Structured Gradient Tree Boosting
Author: Yi Yang
Contact: yyang464@bloomberg.net
This is the Python implementation of the structured gradient tree boosting model
for collective named entity disambiguation, described in
Yi Yang, Ozan Irsoy, and Kazi Shefaet Rahman
"Collective Entity Disambiguation with Structured Gradient Tree Boosting"
NAACL 2018
BibTeX
@inproceedings{yang2018collective,
title={Collective Entity Disambiguation with Structured Gradient Tree Boosting},
author={Yang, Yi and Irsoy, Ozan and Rahman, Kazi Shefaet},
booktitle={Proceedings of the 2018 Conference of the North American Chapter of the Association for Computational Linguistics: Human Language Technologies, Volume 1 (Long Papers)},
volume={1},
pages={777--786},
year={2018}
}
The preprocessed AIDA-CoNLL
data (‘AIDA-PPR-processed.json’) is available in the data folder:
The system also uses entity-entity features, which can be quickly computed
on-the-fly.

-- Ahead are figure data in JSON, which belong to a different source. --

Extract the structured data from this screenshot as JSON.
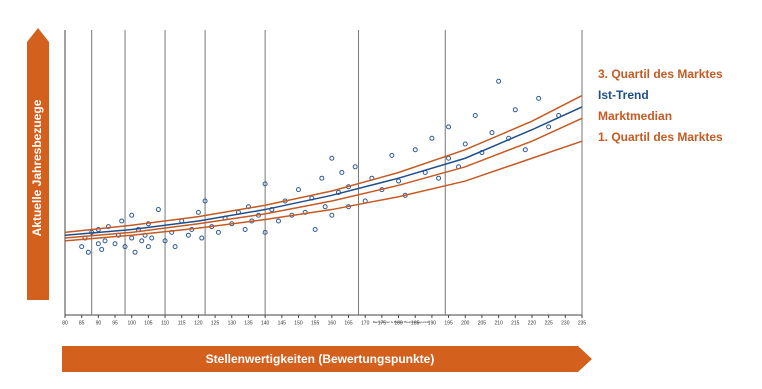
{
  "chart_data": {
    "type": "scatter",
    "xlabel": "Baumgartner & Partner Bewertungspunkte",
    "ylabel_arrow": "Aktuelle Jahresbezuege",
    "xlabel_arrow": "Stellenwertigkeiten (Bewertungspunkte)",
    "arrow_color": "#d4601e",
    "xlim": [
      80,
      235
    ],
    "ylim": [
      0,
      100
    ],
    "xticks": [
      80,
      85,
      90,
      95,
      100,
      105,
      110,
      115,
      120,
      125,
      130,
      135,
      140,
      145,
      150,
      155,
      160,
      165,
      170,
      175,
      180,
      185,
      190,
      195,
      200,
      205,
      210,
      215,
      220,
      225,
      230,
      235
    ],
    "vlines": [
      88,
      98,
      110,
      122,
      140,
      168,
      194
    ],
    "points": {
      "color": "#2e5a9a",
      "x": [
        85,
        86,
        87,
        88,
        90,
        90,
        91,
        92,
        93,
        95,
        96,
        97,
        98,
        100,
        100,
        101,
        102,
        103,
        104,
        105,
        105,
        106,
        108,
        110,
        112,
        113,
        115,
        117,
        118,
        120,
        121,
        122,
        124,
        126,
        128,
        130,
        132,
        134,
        135,
        136,
        138,
        140,
        140,
        142,
        144,
        146,
        148,
        150,
        152,
        154,
        155,
        157,
        158,
        160,
        160,
        162,
        163,
        165,
        165,
        167,
        170,
        172,
        175,
        178,
        180,
        182,
        185,
        188,
        190,
        192,
        195,
        195,
        198,
        200,
        203,
        205,
        208,
        210,
        213,
        215,
        218,
        222,
        225,
        228
      ],
      "y": [
        24,
        27,
        22,
        29,
        25,
        30,
        23,
        26,
        31,
        25,
        28,
        33,
        24,
        27,
        35,
        22,
        30,
        26,
        28,
        32,
        24,
        27,
        37,
        26,
        29,
        24,
        33,
        28,
        30,
        36,
        27,
        40,
        31,
        29,
        34,
        32,
        36,
        30,
        38,
        33,
        35,
        46,
        29,
        37,
        33,
        40,
        35,
        44,
        36,
        41,
        30,
        48,
        38,
        55,
        35,
        43,
        50,
        38,
        45,
        52,
        40,
        48,
        44,
        56,
        47,
        42,
        58,
        50,
        62,
        48,
        55,
        66,
        52,
        60,
        70,
        57,
        64,
        82,
        62,
        72,
        58,
        76,
        66,
        70
      ]
    },
    "line_x": [
      80,
      100,
      120,
      140,
      160,
      180,
      200,
      220,
      235
    ],
    "series": [
      {
        "name": "3. Quartil des Marktes",
        "color": "#c55a22",
        "values": [
          29,
          31.5,
          34.5,
          38.5,
          43.5,
          50,
          58,
          68,
          77
        ]
      },
      {
        "name": "Ist-Trend",
        "color": "#1f4e8c",
        "values": [
          28,
          30,
          33,
          37,
          42,
          48,
          55,
          65,
          73
        ]
      },
      {
        "name": "Marktmedian",
        "color": "#c55a22",
        "values": [
          27,
          29,
          32,
          35.5,
          40,
          45.5,
          52,
          61,
          69
        ]
      },
      {
        "name": "1. Quartil des Marktes",
        "color": "#c55a22",
        "values": [
          26,
          28,
          30.5,
          33.5,
          37,
          41.5,
          47,
          55,
          61
        ]
      }
    ]
  }
}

Here, we provide pre-computed entity-entity features (3 features
per entity pair) for the AIDA-CoNLL dataset, which is available in the
data folder (‘ent_ent_feats.txt.gz’).
You can reproduce the SGTB-BSG results by running:
python structured_learner.py --num-thread=16 --num-epoch=250
I got 95.32 accuracy on the test dataset. Training took 35 min on 16 threads.